Ideally, I want a fully up to date Linux OS with gnome, firefox, IM, basic word processor, to run right out of the compact flash card. I want to be able to use any software like openoffice, the GIMP, etc, but that can be loaded from the NAS maybe? (this is where I really don't know how to go about setting it up). But I want the OS to behave like a regular OS installed to a hard drive where you can make changes to it and they will still be there after it is rebooted. As opposed to a Live CD running out of the compact flash card (i.e. not a "read only" OS).

As for the NAS, it is very likely I will make my own with a PC running ClarkConnect - www.clarkconnect.com (it will be a firewall and NAS box). It will have at least 250GB disk space, which I think can be set up as either FTP or Windows File Server (Samba?).


What do you think? Is it feasible? Or am I just crazy? ;)
 
I don't see why it couldn't work. CF cards are pretty much the same as normal IDE drives, only the connector is a bit different.

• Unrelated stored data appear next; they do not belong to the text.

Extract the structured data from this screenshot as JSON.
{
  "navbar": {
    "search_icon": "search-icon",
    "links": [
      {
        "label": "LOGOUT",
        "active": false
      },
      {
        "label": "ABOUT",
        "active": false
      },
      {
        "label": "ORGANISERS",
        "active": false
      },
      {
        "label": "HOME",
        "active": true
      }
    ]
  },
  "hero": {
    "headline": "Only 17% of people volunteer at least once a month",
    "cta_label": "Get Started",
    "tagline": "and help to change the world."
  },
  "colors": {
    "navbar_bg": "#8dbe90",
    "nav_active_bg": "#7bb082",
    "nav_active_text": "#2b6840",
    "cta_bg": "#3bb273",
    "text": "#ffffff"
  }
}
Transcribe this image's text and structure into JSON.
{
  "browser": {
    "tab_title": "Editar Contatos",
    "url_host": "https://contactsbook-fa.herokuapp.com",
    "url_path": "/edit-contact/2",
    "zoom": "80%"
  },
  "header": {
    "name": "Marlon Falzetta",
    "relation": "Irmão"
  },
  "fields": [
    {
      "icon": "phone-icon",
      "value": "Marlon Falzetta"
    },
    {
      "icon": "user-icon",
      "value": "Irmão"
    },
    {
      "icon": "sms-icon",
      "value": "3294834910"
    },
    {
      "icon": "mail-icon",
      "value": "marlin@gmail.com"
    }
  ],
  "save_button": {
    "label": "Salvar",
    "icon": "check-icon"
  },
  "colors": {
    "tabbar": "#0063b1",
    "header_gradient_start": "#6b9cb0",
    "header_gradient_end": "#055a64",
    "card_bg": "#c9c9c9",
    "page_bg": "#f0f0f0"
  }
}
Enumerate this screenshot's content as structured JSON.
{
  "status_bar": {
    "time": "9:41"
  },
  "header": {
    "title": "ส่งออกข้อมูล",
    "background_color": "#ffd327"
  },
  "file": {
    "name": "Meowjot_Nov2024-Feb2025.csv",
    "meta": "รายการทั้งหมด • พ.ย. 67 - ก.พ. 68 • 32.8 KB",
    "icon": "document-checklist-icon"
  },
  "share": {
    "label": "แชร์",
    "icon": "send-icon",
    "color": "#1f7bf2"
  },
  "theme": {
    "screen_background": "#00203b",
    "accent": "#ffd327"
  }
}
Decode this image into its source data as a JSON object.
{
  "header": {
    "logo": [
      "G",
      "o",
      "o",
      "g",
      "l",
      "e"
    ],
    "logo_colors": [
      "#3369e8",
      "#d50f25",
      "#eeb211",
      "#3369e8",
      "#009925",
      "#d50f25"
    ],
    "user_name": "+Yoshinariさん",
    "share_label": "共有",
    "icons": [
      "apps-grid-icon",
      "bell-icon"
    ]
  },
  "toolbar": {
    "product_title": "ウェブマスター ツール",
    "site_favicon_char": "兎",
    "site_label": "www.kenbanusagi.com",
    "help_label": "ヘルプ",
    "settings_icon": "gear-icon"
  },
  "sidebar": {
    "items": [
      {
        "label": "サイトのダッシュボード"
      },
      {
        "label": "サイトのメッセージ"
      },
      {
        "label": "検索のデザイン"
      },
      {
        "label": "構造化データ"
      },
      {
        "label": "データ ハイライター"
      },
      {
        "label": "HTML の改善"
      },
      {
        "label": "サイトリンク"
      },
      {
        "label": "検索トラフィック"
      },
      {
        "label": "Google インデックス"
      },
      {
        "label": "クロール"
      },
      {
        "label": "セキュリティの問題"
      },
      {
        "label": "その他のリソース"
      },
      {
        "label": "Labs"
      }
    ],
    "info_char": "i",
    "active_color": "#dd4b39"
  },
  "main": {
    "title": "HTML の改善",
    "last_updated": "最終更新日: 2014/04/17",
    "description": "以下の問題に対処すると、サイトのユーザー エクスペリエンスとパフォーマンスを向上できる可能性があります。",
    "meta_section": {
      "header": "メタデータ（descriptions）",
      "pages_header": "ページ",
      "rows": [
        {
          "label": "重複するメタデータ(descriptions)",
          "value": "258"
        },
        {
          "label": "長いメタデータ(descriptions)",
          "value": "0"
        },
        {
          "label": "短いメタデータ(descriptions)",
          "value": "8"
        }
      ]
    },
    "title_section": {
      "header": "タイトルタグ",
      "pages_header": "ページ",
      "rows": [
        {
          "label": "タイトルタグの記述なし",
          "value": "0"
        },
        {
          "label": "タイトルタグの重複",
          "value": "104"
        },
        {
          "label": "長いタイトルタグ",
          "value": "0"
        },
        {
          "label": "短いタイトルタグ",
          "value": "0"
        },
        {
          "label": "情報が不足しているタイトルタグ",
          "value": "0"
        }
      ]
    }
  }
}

I've been considering one myself for an old computer too.
 
Thats good I think I will try it then. Any recommendations for a Linux distro that can fit into 1GB disk space? Probably most modern ones will take more than that with their default installation?
 
Do you have to go for the default? It would probably be a bad idea..

Solid state devices have a limited amount of write cycles. Running a whole OS with a vanilla filesystem off one is certain to wear down the media pretty fast.

You need a custom approach where most writing is done over the network and the (read only) flash thing holds only the necessary files to boot or a RAM disk image.